The expedition went via the St. Lawrence to Lake Ontario, then on to the Niagara River. They met Louis Jolliet at an Indian Village on the western shores of Lake Ontario, at which point he separated from the party, desiring to search for the river he had heard about from the Iroquois. Over the next several years, La Salle apparently travelled the area, although his report of having descended the Ohio River to the falls at Louisville is viewed with skepticism.

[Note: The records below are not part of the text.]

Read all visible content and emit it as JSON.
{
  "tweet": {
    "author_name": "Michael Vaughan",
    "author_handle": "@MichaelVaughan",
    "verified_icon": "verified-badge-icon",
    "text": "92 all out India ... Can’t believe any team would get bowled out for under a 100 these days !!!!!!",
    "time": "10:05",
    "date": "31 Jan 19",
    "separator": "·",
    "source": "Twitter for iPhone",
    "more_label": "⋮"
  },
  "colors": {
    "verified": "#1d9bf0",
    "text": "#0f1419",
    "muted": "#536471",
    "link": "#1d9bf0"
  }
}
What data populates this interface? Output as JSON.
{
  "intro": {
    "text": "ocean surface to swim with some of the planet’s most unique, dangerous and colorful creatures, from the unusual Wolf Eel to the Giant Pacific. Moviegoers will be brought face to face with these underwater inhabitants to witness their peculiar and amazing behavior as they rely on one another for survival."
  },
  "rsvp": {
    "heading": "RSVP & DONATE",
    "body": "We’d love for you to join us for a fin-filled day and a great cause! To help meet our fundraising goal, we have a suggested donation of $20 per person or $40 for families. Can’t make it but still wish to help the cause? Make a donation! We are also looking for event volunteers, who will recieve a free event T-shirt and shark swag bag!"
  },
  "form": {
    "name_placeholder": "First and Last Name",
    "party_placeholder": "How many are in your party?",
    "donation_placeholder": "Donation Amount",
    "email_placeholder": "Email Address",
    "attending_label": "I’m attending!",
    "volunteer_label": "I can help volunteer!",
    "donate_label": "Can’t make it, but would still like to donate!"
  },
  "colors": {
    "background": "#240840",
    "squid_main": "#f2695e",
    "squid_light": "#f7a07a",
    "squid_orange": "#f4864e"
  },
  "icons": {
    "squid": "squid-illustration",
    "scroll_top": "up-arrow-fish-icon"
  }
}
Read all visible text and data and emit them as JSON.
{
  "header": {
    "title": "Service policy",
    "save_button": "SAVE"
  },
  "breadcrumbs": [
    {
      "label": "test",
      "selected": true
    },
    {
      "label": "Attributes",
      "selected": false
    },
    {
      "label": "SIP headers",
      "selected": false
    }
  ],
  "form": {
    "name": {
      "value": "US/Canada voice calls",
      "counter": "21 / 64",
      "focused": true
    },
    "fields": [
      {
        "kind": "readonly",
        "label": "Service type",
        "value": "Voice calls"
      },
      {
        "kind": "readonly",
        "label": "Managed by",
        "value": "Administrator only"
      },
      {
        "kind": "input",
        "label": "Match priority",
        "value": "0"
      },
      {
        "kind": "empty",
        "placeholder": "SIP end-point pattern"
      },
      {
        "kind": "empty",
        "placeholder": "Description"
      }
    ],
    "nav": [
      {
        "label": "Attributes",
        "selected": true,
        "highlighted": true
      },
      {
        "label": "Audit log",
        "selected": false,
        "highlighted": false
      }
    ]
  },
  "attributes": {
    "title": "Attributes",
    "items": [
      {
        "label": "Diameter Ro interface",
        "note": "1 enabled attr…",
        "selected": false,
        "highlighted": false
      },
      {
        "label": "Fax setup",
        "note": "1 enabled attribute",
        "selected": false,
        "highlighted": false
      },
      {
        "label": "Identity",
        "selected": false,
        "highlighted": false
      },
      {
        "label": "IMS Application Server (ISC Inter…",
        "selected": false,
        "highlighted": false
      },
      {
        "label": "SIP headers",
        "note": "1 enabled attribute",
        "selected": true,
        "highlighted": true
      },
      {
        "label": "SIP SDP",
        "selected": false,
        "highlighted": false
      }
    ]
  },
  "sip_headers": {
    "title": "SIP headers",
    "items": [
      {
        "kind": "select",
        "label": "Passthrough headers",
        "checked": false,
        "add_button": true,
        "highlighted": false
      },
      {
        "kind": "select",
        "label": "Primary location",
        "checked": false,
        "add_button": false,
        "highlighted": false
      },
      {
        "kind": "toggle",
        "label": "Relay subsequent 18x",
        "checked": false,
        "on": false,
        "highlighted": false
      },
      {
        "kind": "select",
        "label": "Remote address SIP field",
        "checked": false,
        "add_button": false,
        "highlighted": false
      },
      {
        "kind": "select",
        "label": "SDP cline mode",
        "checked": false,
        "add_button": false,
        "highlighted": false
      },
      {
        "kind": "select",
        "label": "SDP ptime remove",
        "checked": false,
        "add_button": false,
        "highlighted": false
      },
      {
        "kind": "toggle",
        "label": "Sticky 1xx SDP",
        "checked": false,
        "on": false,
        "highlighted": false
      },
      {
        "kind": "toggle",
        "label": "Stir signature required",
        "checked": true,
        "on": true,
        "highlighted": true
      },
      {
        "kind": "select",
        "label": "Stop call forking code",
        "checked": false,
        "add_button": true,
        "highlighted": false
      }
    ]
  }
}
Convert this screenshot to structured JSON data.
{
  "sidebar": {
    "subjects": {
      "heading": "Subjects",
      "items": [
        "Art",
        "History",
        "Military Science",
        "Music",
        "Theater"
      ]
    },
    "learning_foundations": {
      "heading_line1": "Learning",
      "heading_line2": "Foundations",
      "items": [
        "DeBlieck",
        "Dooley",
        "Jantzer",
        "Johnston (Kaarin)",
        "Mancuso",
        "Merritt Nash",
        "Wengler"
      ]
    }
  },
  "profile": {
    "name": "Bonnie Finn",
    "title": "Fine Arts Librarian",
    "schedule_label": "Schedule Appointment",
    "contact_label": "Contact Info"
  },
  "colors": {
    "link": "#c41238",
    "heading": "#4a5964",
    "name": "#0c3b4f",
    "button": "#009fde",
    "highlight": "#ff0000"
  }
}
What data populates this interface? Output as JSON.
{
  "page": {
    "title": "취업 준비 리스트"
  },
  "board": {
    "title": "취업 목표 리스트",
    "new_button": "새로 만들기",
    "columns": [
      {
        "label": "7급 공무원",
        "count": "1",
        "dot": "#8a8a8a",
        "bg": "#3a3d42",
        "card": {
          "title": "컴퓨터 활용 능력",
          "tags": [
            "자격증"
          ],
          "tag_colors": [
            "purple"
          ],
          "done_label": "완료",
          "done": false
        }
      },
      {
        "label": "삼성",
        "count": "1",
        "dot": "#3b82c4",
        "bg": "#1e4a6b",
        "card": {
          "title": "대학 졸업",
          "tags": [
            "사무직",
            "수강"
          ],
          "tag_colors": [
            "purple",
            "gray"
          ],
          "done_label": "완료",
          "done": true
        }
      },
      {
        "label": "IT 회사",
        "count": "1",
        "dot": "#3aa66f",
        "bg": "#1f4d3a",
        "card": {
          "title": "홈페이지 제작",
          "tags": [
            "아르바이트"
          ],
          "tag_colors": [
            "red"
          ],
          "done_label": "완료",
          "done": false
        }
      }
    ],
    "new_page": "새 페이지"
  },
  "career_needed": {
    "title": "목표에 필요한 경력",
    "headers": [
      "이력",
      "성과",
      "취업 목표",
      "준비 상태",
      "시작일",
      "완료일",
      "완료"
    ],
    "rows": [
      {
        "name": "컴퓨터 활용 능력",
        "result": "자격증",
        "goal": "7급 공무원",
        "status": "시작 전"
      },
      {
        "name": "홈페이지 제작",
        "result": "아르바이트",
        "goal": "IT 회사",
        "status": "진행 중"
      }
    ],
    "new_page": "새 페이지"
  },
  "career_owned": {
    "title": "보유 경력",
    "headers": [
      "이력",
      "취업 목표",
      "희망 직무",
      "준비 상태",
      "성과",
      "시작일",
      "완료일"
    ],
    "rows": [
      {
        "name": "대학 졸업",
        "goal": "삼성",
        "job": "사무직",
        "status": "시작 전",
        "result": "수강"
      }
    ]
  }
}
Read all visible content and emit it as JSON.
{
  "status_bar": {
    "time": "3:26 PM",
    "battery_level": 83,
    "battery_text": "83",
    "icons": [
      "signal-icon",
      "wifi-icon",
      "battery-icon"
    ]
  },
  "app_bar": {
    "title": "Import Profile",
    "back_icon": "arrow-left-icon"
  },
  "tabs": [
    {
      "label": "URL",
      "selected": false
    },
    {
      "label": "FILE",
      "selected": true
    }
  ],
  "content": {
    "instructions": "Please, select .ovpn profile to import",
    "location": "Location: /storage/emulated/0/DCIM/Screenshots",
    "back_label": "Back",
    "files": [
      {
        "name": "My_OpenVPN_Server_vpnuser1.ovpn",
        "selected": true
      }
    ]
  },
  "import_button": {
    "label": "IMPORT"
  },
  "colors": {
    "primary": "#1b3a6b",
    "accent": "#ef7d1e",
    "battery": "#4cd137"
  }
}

In 1672, La Salle met the newly appointed Governor of Canada (Comte de Frontenac), who sent La Salle back to France to negotiate a monopoly of the fur trade. La Salle returned on the same ship as Father Louis Hennepin, a Recollect Friar who was headed for New France. La Salle hired Hennepin to serve as the Chaplain at Fort Frontenac, the base of operations from which La Salle and Frontenac hoped to open up the west. After building a ship near Niagara Falls, La Salle and Hennepin, along with Henri de Tonty, set sail, crossing Lake Erie to Lake Huron. During the voyage, Hennepin named Lake St. Clair. By August 1679, they reached Michilimackinac and later Green Bay (Baye des Puans), which is named on the map.

La Salle and a small party explored Lake Michigan, meeting up back up with Tonty at the mouth of the Miami (St. Joseph) River, where they constructed Fort Miami. On December 3, 1679, the combined party ascended the river to the South Bend, Indiana area, and crossed the Kankakee River, before descending to central Illinois, constructing Fort de Crevecoeur on Lake Peoria. La Salle then sent out a party led by Michel Aco, which included Hennepin, to explore the Upper Mississippi River.

The party descended the Illinois River (Seignelay R. on the map), then up the Mississippi River to beyond the confluence of the Wisconsin River, to Lake Pepin (the Lake of Tears), where they were captured by Indians on April 11, 1680. They were transported past the Falls of St. Anthony to the Lake Baude area, before being rescued by Daniel Greysolon Duluth (Tonty's cousin), who was then exploring the region. With Duluth, the party continued to Lake Mille Lac in northern Minnesota, where Duluth entered into a treaty with the Sioux Indians. Hennepin then returned to New France via the Falls of St. Anthony and returned to France, where he published his first book in January 1683.

Hennepin's map illustrates the territory through which La Salle had travelled and also the course of the Mississippi River as far south as the Arkansas River, which had been reached by Marquette and Jolliet.   As Wheat points out, La Salle and later French cartographers recorded the course of the river as progressing further west, making Hennepin's map remarkably accurate in this regard for its time. 

Rarity

The Dutch edition of Hennepin's map is very rare on the market, as is Jan ten Hoorn's Beschryving van Louisania.

This is the first example of the map we have ever seen separately on the market.